Psychological Effects Of Breastfeeding
Perhaps the first thought that comes to mind when you hear about extended breastfeeding is the potential for long-lasting psychological effects on children.
They retain more memories as they grow, and so if they continue nursing at an older age, they may remember in the future and be embarrassed or mentally traumatized.
As of now, there is no evidence to show that extended breastfeeding has any negative psychological effects on a child.
There are many cases that point to the contrary.
It has been shown that extended breastfeeding can do wonders for your child’s self-esteem.
When they are permitted to nurse as needed, their bond with their mother grows stronger and teaches them what a close relationship feels like.
Then, as they are allowed to wean at their own pace, they feel trusted, confident that they can make decisions for themselves.
Extended breastfeeding can also help your child become more independent, even though it may seem that the opposite would be true.
By building that relationship and trust with their mothers, children begin to realize that she will always be there when needed.
On the other hand, children who have independence forced upon them may be wary and untrusting, due to the fact that they don’t know who they can rely on.
Is it harder to Wean a Toddler
This was my biggest concern when late in my son’s two year old year he was showing no sign of slowing down on the breast milk. He seemed to love it just as much as when he was an infant!
But when he turned three he just seemed to lose interest in feeding any other time than at night.
Due to my limited size of our living space, we were co-sleeping for a long time – another aspect of parenting that is stigmatized and people love to voice an opinion on – so he would latch on and as he fell asleep.
I noticed after a while that he was not actually sucking much, if at all. My body also responded to this dip in demand and started to produce less milk.
This became an outward spiral that eventually led to him stopping altogether.
I feel so much better about the weaning process now that it was able to unfold naturally. I had heard so many stories of back to back to back sleepless nights of constant crying. That was a luxury that I just didn’t have.
Set Yourself Up For Success
You and your child may decide that you want to continue nursing past their first birthday. As long as you and your baby are on the same page, and your milk flow continues regularly, you can do it.

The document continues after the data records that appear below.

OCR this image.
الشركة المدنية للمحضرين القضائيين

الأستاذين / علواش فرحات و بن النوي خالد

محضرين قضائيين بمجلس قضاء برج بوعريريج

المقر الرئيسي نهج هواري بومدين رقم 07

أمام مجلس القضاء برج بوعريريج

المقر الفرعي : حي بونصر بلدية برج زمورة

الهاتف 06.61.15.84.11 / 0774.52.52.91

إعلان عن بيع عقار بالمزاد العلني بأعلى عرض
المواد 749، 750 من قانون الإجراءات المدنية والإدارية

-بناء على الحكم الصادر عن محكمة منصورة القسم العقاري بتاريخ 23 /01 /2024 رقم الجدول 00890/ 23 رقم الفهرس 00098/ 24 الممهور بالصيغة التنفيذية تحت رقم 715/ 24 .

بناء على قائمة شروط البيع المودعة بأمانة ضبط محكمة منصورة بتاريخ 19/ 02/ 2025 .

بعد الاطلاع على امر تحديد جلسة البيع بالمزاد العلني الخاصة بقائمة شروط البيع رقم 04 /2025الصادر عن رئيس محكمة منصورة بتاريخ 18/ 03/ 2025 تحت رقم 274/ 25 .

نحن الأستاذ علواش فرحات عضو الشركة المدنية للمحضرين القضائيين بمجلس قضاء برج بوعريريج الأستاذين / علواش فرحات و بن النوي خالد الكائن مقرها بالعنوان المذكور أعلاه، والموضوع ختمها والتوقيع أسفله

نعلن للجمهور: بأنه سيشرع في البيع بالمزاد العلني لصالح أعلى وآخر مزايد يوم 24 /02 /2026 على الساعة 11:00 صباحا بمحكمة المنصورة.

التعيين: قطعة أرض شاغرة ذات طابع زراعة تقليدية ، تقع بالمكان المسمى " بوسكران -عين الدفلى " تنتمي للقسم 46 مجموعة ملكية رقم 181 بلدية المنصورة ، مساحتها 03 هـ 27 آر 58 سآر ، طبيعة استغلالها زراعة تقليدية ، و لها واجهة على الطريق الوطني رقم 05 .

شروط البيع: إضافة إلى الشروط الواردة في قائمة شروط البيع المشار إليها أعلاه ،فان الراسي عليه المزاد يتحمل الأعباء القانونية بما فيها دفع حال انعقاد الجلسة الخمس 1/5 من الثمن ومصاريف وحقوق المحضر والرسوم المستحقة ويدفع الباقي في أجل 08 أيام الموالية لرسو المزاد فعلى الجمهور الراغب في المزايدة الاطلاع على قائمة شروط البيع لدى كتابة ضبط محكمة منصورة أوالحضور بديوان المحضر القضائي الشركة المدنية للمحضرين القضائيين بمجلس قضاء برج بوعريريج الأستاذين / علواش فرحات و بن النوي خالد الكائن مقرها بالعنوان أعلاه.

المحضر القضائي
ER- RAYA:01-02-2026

If you are afraid of the comments or stares you may receive, you can make a plan to avoid them. Set a time that you nurse, which is easy to do due to the fact that your child is eating mostly solid foods at this point.
You can then adapt your routine around this time so you are always at home for the feeding before you go out.
While it may seem like hollow advice to say don’t worry about what others think, chances are that you have had others imposing their views on what you should be doing as a parent since the day your pregnancy was announced.
So hopefully you have developed a thick skin by now.
At the end of the day, some people will judge your choices no matter what you do. So always do what is best for yourself, and your baby.
The decision is yours. No one has the right to pressure or shame you into changing your mind.
For those who are able to commit, it truly is the best thing you can do for your child.